"Secolo d'Italia", 13
aprile
1977
Indecente speculazione politica su un
dramma umano
L'ammucchiata dei farisei
Beppe Niccolai
Balzamo -questo Carneade per i non addetti ai lavori- è silenzioso: il
responsabile socialista del settore «ordine pubblico» tace. Cosi ciarliero, così
pronto. Gli atti parlamentari sono colmi di sue iniziative, vere e proprie
raffiche. I suoi bersagli preferiti: il SID, i Carabinieri, la Polizia, perfino
la Guardia di finanza. Non c'è stato episodio dal quale Balzamo non abbia tratto
la direttiva: disarmare, democratizzare, liberalizzare. Forze armate,
Carabinieri, Polizia: dopolavori ricreativi e assistenziali. Non di più. Il di
più. per Balzamo, è stortura autoritaria.
Le sue (scusate ma devo dirlo) «bischerate» facevano testo e, ahimè,
condizionavano (e condizionano), in fatto di ordine pubblico lo stesso Ministro
dell'Interno.
Ecco il "Tempo" del 4 maggio '72. Siamo in campagna elettorale. Sotto il titolo
«Restivo accusa il PSI per l'ordine pubblico» leggo: «Quello che conta è che lo
Stato sia sempre più forte delle fazioni sul piano morale e sul piano tecnico:
entrambe queste condizioni ritengo, come Ministro dell'Interno, di avere sempre
e con fermezza assicurato tenendo le forze dell'ordine, che dell'autorità dello
Stato sono lo strumento, al servizio esclusivo della legge e in piena efficienza
organizzativa. Ciò non è stata facile impresa in un governo di centro sinistra,
se si pensa all'assurdo e logorante condizionamento derivante dalla continua
dissociazione di responsabilità e dalla critica petulante dell'ordine pubblico
da parte di un partito alleato come il PSI, il quale, come tutti certamente
ricorderanno, si è spinto fino all'assurdo di invocare e di pretendere il
disarmo della polizia».
Restivo, terminando il suo discorso elettorale, si augurava che se si fosse
dovuti ritornare, dopo le elezioni (1972), a governi di coalizione era
necessario, in tema di ordine pubblico, dati i precedenti, «fare patti chiari e
definitivi».
Sono passati cinque anni.

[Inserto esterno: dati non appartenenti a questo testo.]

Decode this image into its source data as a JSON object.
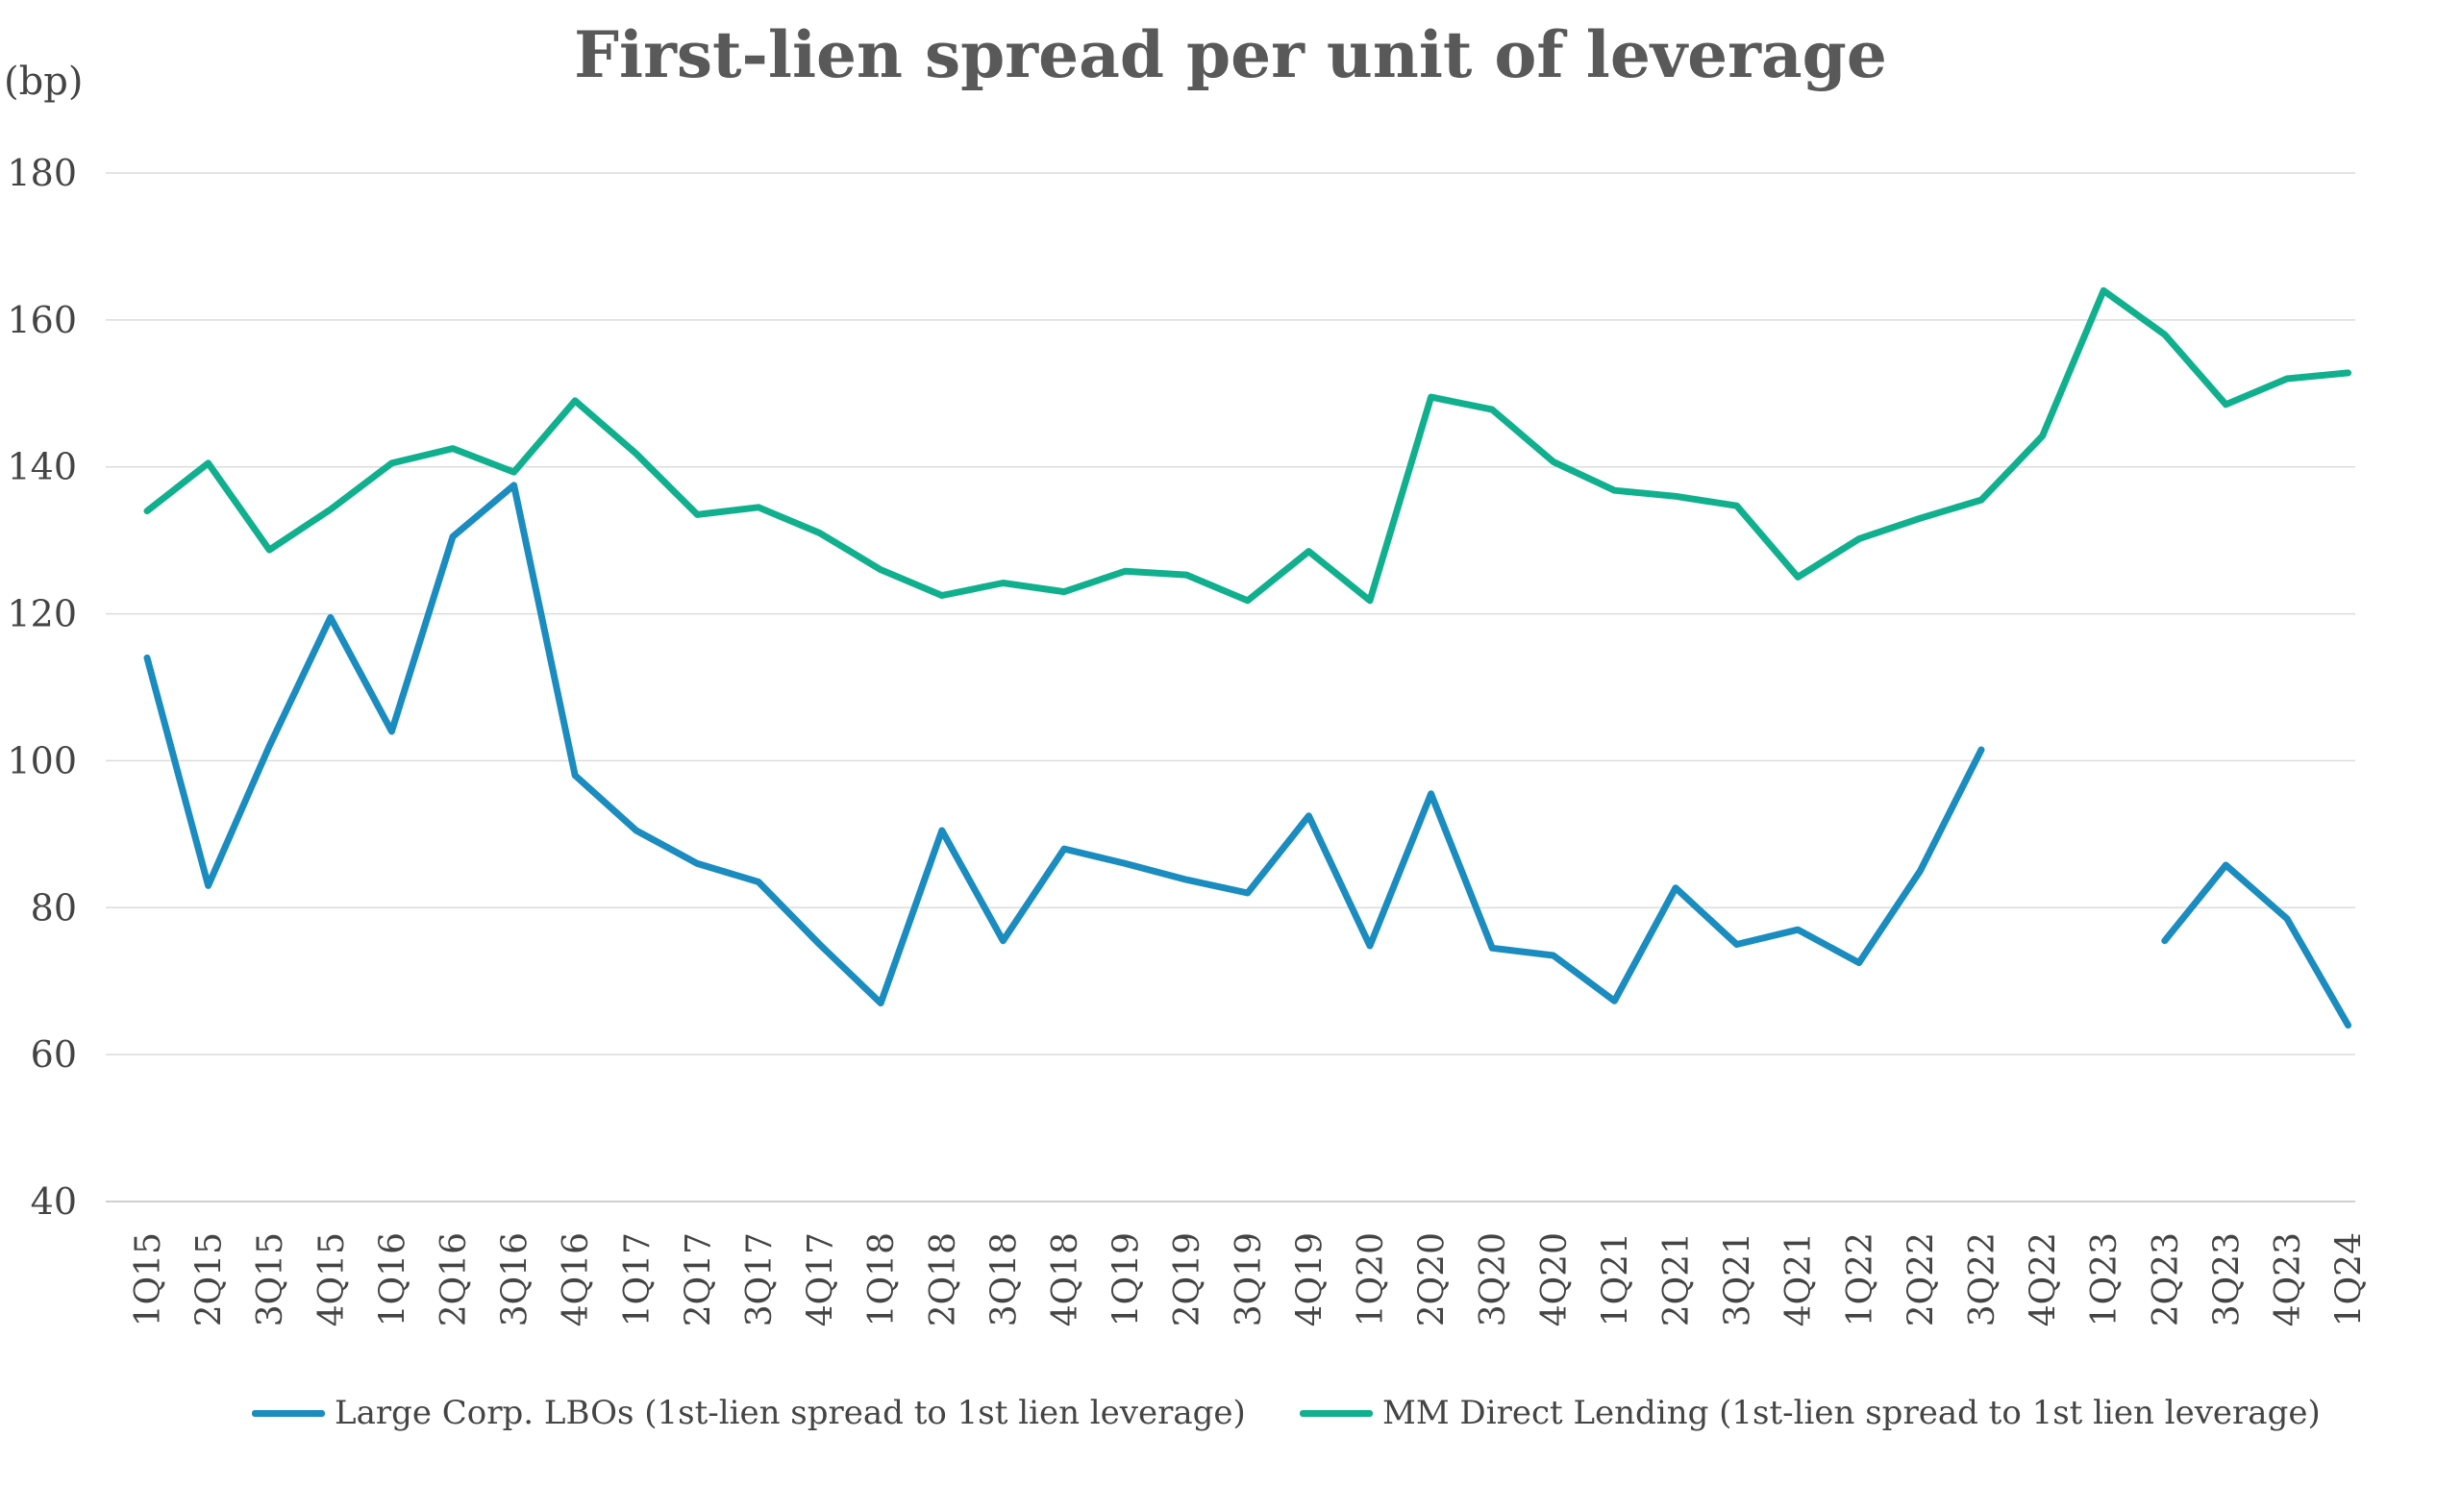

Ciò che accade è sotto gli occhi di tutti. Insieme a
Balsamo sarebbe istruttivo compulsare la collezione de "l'Avanti!" quando, alla
vigilia delle elezioni del 1972, davanti ai «covi» colmi di armi e di esplosivo
scoperti dalle forze dell'ordine, in un momento in cui i socialisti non erano
più al governo, faceva dell'ironia, come per dire che quei ritrovamenti
avvenivano grazie ad una regia teleguidata. Tutto inventato, in breve!
Già, tutto inventato. Perchè non lo andiamo a dire, o meglio ad urlare a casa De
Martino?
Il dolore di quella famiglia è il nostro dolore. Ma ciò non ci impedisce di dare
a Balzamo quel che è di Balzamo, e al PSI quel che è del PSI. Ma, ahimè, la
petulanza del PSl travalica i confini della decenza e del buon gusto. Nemmeno il
dramma umano di uno dei suoi più illustri personaggi lo frena, lo invita
all'umiltà.
No. Il dolore di un padre serve. Non per riscattarsi dalle proprie colpe e dalle
proprie mascalzonate, o quantomeno, per chiudersi nel silenzio e meditare. No,
si lanciano appelli, si stendono programmi, si fabbricano formule. Guido. Guido:
il tuo rapimento come è stato opportuno!
Avanti, all'abbuffata, all'ammucchiata generale. Tutti dentro. Gli smorti di
paura, i pavidi, gli intrallazzatori, i corrotti, i corruttori, i mafiosi, i
dilapidatori del denaro, pubblico, venite. C'è posto per tutti. C'è l'arco
protettore e benefico. Che aspettate? Il dolore della famiglia De Martino ve lo
impone. È una famiglia ricca solo di libri. Ce lo hanno detto, fino alla noia,
la radio, la televisione, la stampa.
È vero. Ma è anche vero che fra gli ospiti, in quelle stanze di casa De Martino,
cariche di dramma e di tanta angoscia, c'è stato l'ex ministro socialista
Corona.
Già. Corona. La sua splendida villa del Circeo. Se avrete la fortuna di esserci
ammessi, vi faranno togliere, entrando, le scarpe. Per non sciupare i tappeti
persiani. È toccato anche a Sandro Pertini di togliersi le scarpe.
Guido, Guido! La tua sofferenza ci commuove. Fino alle lacrime. Non altrettanto
i farisei che sulla tua sorte speculano. Indecentemente.